There were 141 guests, most of them foreign visitors, staying in 96 rooms when the blaze began, Htoo Group spokesperson U Htay Lwin told a noon news conference on October 19.

The hotel was insured, he said.

The investigation into the cause of the fire will likely focus on the hotel’s safety and warning systems.

An American tourist who narrowly escaped the blaze told Frontier she did not hear a fire alarm and was woken by hotel staff.

Ms Adrienne Frilot from California said she heard knocking at her door for about 20 minutes and initially thought it was a drunken guest.

“We realised that something was wrong and opened the door and we smelled the smoke and then evacuated immediately,” Frilot told Frontier.

“There was no alarm and it just sort of sounded like there were drunken people in the hallways,” she said.

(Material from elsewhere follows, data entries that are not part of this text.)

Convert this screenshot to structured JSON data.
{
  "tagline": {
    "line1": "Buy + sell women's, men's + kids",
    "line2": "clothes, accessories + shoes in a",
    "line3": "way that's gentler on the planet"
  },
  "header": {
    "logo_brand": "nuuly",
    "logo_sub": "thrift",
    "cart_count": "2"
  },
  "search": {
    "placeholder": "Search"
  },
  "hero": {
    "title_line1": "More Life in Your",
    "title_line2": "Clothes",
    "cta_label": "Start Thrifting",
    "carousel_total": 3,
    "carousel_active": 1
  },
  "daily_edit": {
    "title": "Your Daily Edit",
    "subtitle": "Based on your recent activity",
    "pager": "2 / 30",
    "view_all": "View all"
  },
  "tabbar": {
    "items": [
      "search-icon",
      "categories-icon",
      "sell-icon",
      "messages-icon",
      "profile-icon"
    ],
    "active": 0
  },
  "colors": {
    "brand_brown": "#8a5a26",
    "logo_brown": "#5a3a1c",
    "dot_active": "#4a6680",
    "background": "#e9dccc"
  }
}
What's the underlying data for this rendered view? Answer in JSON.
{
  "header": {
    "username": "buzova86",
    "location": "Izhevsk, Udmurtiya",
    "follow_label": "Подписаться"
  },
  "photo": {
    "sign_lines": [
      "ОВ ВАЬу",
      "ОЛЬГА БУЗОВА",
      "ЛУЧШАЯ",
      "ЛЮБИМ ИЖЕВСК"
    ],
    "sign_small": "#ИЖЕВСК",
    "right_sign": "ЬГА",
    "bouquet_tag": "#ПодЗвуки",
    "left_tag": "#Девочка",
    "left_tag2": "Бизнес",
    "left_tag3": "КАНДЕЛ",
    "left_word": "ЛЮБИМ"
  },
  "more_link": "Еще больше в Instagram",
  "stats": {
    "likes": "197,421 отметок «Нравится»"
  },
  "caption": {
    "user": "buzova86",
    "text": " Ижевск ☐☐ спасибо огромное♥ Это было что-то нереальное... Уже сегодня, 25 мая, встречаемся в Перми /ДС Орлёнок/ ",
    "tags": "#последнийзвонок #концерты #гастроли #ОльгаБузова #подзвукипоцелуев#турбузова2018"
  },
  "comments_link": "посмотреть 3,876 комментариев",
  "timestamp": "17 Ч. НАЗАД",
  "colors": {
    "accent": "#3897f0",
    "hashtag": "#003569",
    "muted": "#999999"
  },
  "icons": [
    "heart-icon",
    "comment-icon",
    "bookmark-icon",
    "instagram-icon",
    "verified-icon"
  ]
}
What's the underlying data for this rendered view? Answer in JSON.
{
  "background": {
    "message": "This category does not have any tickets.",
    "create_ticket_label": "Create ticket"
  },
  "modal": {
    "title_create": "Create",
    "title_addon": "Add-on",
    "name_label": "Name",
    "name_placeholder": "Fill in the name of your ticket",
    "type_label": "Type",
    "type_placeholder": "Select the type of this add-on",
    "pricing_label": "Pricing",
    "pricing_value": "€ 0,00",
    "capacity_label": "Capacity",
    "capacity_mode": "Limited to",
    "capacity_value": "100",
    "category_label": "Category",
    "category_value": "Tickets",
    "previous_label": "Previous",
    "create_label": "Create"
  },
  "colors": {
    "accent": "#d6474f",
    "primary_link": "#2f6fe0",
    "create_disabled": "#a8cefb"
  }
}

“The staff were so helpful; as soon as I stepped out of my room with my bag, someone grabbed my bag and said, ‘Turn this way,’ and we went out one by one.”

A Swedish guest had a similar experience, saying he did not hear an alarm or see sprinklers activated, and had also fled the building after being woken by staff.

Mr Raymond Bragg, the chief executive officer of Htoo Hospitality, told the news conference he was at the hotel when the fire began and the alarm system was activated.

Htay Lwin added that staff had woken guests as a precaution and not because the alarm had failed.

“The fire alarm was working normally,” he said.

The hotel, overlooking Kandawgyi Lake in central Yangon, was built in the early 1990s by Bangkok-based Baiyoke Group of Hotels. It was refurbished and expanded after being acquired in 2010 for US$29 million by the Htoo Group, owned by the tycoon U Tay Za.

Parts of the site date to the 1930s, when it was used as a rowing club during the colonial era.